Let's try a crazier and quite possibly terrible idea:
(Consider it a thought experiment rather than a serious technical proposal. 
Based on my limited understanding, I know I will make mistakes with the 
details.)

What if a high-volume onion service tries to post descriptors to all of the 
HSDirs that a client might try, not just the typical 6?

Here's how it might work:

At any point in time, a client may be using any one of the three valid 
consensuses. (Technically, clients can be using any one of the last 24 to 
bootstrap, but they update to the latest during bootstrap.)

(Clients which are running  constantly will download a new consensus near the 
end of their current consensus validity period. This might mean that fewer 
clients are using the latest consensus, for example.)

Therefore, depending on HSDir hashring churn, clients might be trying HSDirs 
outside the typical 6 (that is, 3 hashring positions, with 2 HSDirs selected 
side-by-side in each position, specifically to mitigate this very issue).

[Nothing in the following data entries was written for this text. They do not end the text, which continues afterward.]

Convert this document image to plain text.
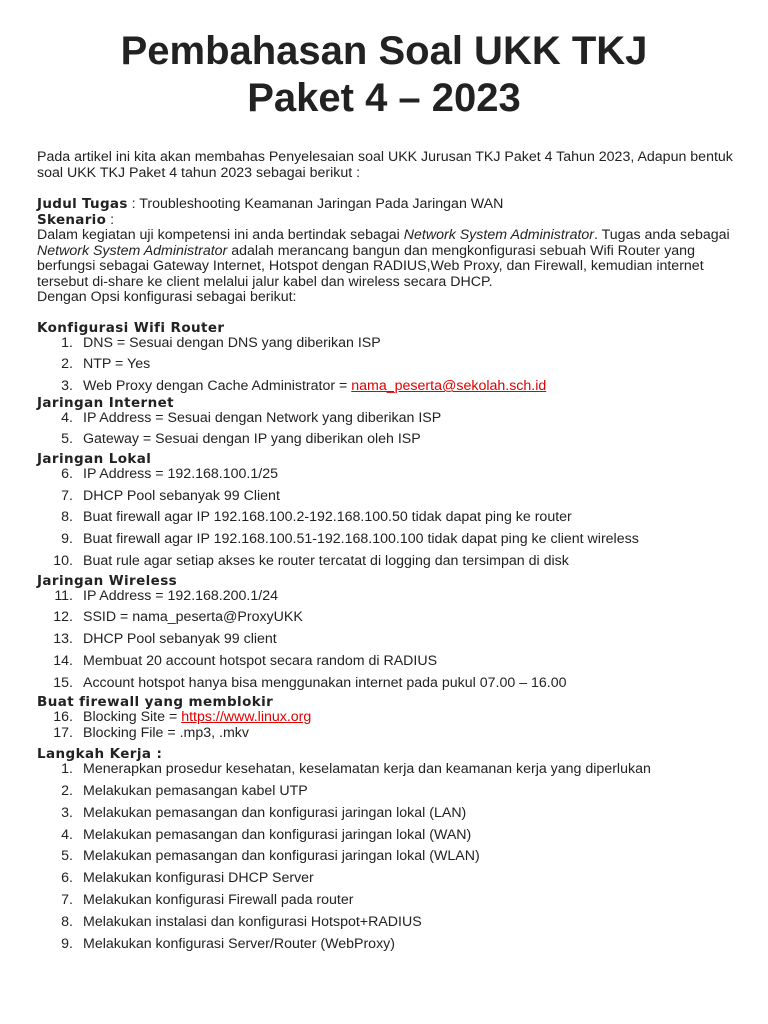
Pembahasan Soal UKK TKJ
Paket 4 – 2023

Pada artikel ini kita akan membahas Penyelesaian soal UKK Jurusan TKJ Paket 4 Tahun 2023, Adapun bentuk soal UKK TKJ Paket 4 tahun 2023 sebagai berikut :

Judul Tugas : Troubleshooting Keamanan Jaringan Pada Jaringan WAN

Skenario :

Dalam kegiatan uji kompetensi ini anda bertindak sebagai Network System Administrator. Tugas anda sebagai Network System Administrator adalah merancang bangun dan mengkonfigurasi sebuah Wifi Router yang berfungsi sebagai Gateway Internet, Hotspot dengan RADIUS,Web Proxy, dan Firewall, kemudian internet tersebut di-share ke client melalui jalur kabel dan wireless secara DHCP.

Dengan Opsi konfigurasi sebagai berikut:

Konfigurasi Wifi Router

1. DNS = Sesuai dengan DNS yang diberikan ISP
2. NTP = Yes
3. Web Proxy dengan Cache Administrator = nama_peserta@sekolah.sch.id

Jaringan Internet

4. IP Address = Sesuai dengan Network yang diberikan ISP
5. Gateway = Sesuai dengan IP yang diberikan oleh ISP

Jaringan Lokal

6. IP Address = 192.168.100.1/25
7. DHCP Pool sebanyak 99 Client
8. Buat firewall agar IP 192.168.100.2-192.168.100.50 tidak dapat ping ke router
9. Buat firewall agar IP 192.168.100.51-192.168.100.100 tidak dapat ping ke client wireless
10. Buat rule agar setiap akses ke router tercatat di logging dan tersimpan di disk

Jaringan Wireless

11. IP Address = 192.168.200.1/24
12. SSID = nama_peserta@ProxyUKK
13. DHCP Pool sebanyak 99 client
14. Membuat 20 account hotspot secara random di RADIUS
15. Account hotspot hanya bisa menggunakan internet pada pukul 07.00 – 16.00

Buat firewall yang memblokir

16. Blocking Site = https://www.linux.org
17. Blocking File = .mp3, .mkv

Langkah Kerja :

1. Menerapkan prosedur kesehatan, keselamatan kerja dan keamanan kerja yang diperlukan
2. Melakukan pemasangan kabel UTP
3. Melakukan pemasangan dan konfigurasi jaringan lokal (LAN)
4. Melakukan pemasangan dan konfigurasi jaringan lokal (WAN)
5. Melakukan pemasangan dan konfigurasi jaringan lokal (WLAN)
6. Melakukan konfigurasi DHCP Server
7. Melakukan konfigurasi Firewall pada router
8. Melakukan instalasi dan konfigurasi Hotspot+RADIUS
9. Melakukan konfigurasi Server/Router (WebProxy)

Also, when the hashring is close to rotating (every 24 hours), Tor will post to 
both the old and new HSDirs.

What if:
* an onion service posts a different descriptor to each HSDir a client might be 
querying, based on any valid consensus and any nearby hashring rotation; and
* different introduction points are included in each descriptor.

I can see this generating up to 3 (consensuses) x 2 (hashring positions) x 3 
(hashring positions) x 2 (hashring replicas) x 10 (introduction points per 
descriptor) = 360 introduction points per service.

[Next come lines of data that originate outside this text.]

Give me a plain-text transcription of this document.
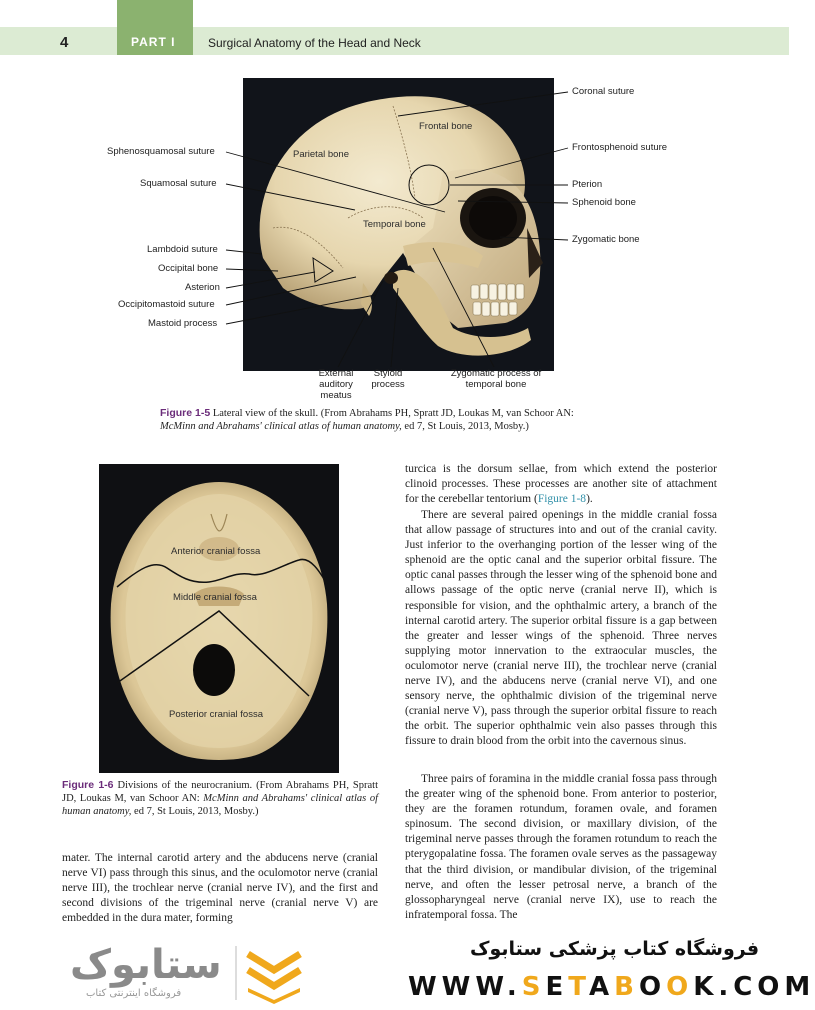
4	PART I	Surgical Anatomy of the Head and Neck
Frontal bone
Parietal bone
Temporal bone
Sphenosquamosal suture
Squamosal suture
Lambdoid suture
Occipital bone
Asterion
Occipitomastoid suture
Mastoid process
Coronal suture
Frontosphenoid suture
Pterion
Sphenoid bone
Zygomatic bone
External
auditory
meatus
Styloid
process
Zygomatic process of
temporal bone
Figure 1-5 Lateral view of the skull. (From Abrahams PH, Spratt JD, Loukas M, van Schoor AN:
McMinn and Abrahams' clinical atlas of human anatomy, ed 7, St Louis, 2013, Mosby.)
Anterior cranial fossa
Middle cranial fossa
Posterior cranial fossa
Figure 1-6 Divisions of the neurocranium. (From Abrahams PH, Spratt JD, Loukas M, van Schoor AN: McMinn and Abrahams' clinical atlas of human anatomy, ed 7, St Louis, 2013, Mosby.)
turcica is the dorsum sellae, from which extend the posterior clinoid processes. These processes are another site of attachment for the cerebellar tentorium (Figure 1-8).
There are several paired openings in the middle cranial fossa that allow passage of structures into and out of the cranial cavity. Just inferior to the overhanging portion of the lesser wing of the sphenoid are the optic canal and the superior orbital fissure. The optic canal passes through the lesser wing of the sphenoid bone and allows passage of the optic nerve (cranial nerve II), which is responsible for vision, and the ophthalmic artery, a branch of the internal carotid artery. The superior orbital fissure is a gap between the greater and lesser wings of the sphenoid. Three nerves supplying motor innervation to the extraocular muscles, the oculomotor nerve (cranial nerve III), the trochlear nerve (cranial nerve IV), and the abducens nerve (cranial nerve VI), and one sensory nerve, the ophthalmic division of the trigeminal nerve (cranial nerve V), pass through the superior orbital fissure to reach the orbit. The superior ophthalmic vein also passes through this fissure to drain blood from the orbit into the cavernous sinus.
Three pairs of foramina in the middle cranial fossa pass through the greater wing of the sphenoid bone. From anterior to posterior, they are the foramen rotundum, foramen ovale, and foramen spinosum. The second division, or maxillary division, of the trigeminal nerve passes through the foramen rotundum to reach the pterygopalatine fossa. The foramen ovale serves as the passageway that the third division, or mandibular division, of the trigeminal nerve, and often the lesser petrosal nerve, a branch of the glossopharyngeal nerve (cranial nerve IX), use to reach the infratemporal fossa. The
mater. The internal carotid artery and the abducens nerve (cranial nerve VI) pass through this sinus, and the oculomotor nerve (cranial nerve III), the trochlear nerve (cranial nerve IV), and the first and second divisions of the trigeminal nerve (cranial nerve V) are embedded in the dura mater, forming
ستابوک
فروشگاه اینترنتی کتاب
فروشگاه کتاب پزشکی ستابوک
WWW.SETABOOK.COM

Unfortunately, the potential increase in introduction points varies based on 
the consensus HSDir list churn, and the time of day. These are a poor basis for 
load-balancing.

Also, if HSDir churn and client clock skew are so bad that clients could be 
accessing any one of 36 HSDirs, we should have noticed clients which couldn't 
find any of their HSDirs, and already increased the side-by-side replica count.

So I think it's a terrible idea, but I wonder if we could squeeze another 60 
introduction points out of this scheme, or a scheme like it.